At the risk of beating a dead horse, here’s further evidence that IT organizations need to take a more active role in supporting social business.
According to VisionsLive Market Research, IBM just released a global survey of more than 360 marketing practitioners and one of the key findings is that marketers want to be better aligned with their IT organizations. You can see a 28-slide summary of the top findings here.
There’s a lot of data about the lousy tools most marketers have two analyze the flood of data they’re collecting, but the relevant point for tech pros is that “nearly 60% indicate that lack of IT alignment and integration are significant barriers to the adoption of technology.” Marketers say they work pretty well with IT organizations in general, but those at top-performing companies have better-than-average relationships.
The research breaks the respondent base into two categories: Top Performers and Rest of Population. It finds that the best marketers have higher-than-average involvement in products, price, placement and promotion than average. They’re also more likely to be involved in customer service, supply networks and multi-channel marketing. basically, they’re assuming a more central role in business strategy.

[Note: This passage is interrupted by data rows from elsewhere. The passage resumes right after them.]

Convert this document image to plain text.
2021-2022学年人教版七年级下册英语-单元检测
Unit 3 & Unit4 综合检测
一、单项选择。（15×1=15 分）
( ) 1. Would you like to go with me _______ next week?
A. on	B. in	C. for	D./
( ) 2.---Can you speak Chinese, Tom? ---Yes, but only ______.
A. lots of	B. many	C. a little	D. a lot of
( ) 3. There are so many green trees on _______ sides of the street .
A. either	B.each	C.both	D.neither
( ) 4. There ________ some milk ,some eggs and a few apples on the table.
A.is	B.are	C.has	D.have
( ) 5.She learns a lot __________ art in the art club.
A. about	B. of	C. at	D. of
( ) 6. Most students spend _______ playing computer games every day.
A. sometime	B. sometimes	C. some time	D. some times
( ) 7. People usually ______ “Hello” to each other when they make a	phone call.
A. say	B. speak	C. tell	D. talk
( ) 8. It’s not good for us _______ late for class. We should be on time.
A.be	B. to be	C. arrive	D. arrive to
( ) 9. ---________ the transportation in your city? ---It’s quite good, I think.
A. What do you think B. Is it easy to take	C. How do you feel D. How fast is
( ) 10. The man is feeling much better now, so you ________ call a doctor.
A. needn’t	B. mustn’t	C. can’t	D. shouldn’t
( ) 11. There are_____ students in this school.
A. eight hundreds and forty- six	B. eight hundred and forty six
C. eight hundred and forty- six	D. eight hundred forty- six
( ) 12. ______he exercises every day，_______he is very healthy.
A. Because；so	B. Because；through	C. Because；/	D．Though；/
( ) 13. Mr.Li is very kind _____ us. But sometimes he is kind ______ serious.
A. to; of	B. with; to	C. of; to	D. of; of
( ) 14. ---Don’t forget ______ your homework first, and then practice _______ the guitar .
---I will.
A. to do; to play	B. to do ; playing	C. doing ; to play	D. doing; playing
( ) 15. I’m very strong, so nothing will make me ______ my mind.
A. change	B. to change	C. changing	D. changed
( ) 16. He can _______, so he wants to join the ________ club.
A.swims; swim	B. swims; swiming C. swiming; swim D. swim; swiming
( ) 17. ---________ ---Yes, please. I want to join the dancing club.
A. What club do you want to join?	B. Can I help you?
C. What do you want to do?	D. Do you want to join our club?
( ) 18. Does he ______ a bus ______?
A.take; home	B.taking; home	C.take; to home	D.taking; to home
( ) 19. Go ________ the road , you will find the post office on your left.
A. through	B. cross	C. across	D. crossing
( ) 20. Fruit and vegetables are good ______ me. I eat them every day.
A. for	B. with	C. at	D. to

However, they’re mostly flying blind because analyzing results is a huge challenge. Among the the top problems are measuring effectiveness, juggling data coming in from multiple sources and managing complex business rules. Eighty-five percent of marketers say they need an integrated suite to manage multi-channel communications. And who better to help them get there than the technology pros?
Other interesting data: E-mail is kind of a mess. Two thirds of marketers don’t integrate e-mail data with other customer information or they integrate data manually, which doesn’t scale. Only 21% have mobile marketing campaigns and 80% handle mobile marketing on an ad hoc basis. We’re still very early stage with that channel.
Overall, there’s a lot of good news for marketing in this research. It establishes that companies that expand the role of marketing beyond mere messaging are seeing better business results. That’s a good thing, right?
Good post, Paul. And the findings are right. Most companies out there are terrible marketing firms. Measurement is a lost art. Few have marketing automation. Many are still not doing content marketing. It’s really ugly out there.
In Information century. Not only marketers, but everyone of us need to have great processing information skill because of information overloaded.
We are very lucky in Malaysia since marketing channels are less then other western countries. And most consumers in Malaysia stick with only few marketing channels which make Malaysian marketers easier to engage them.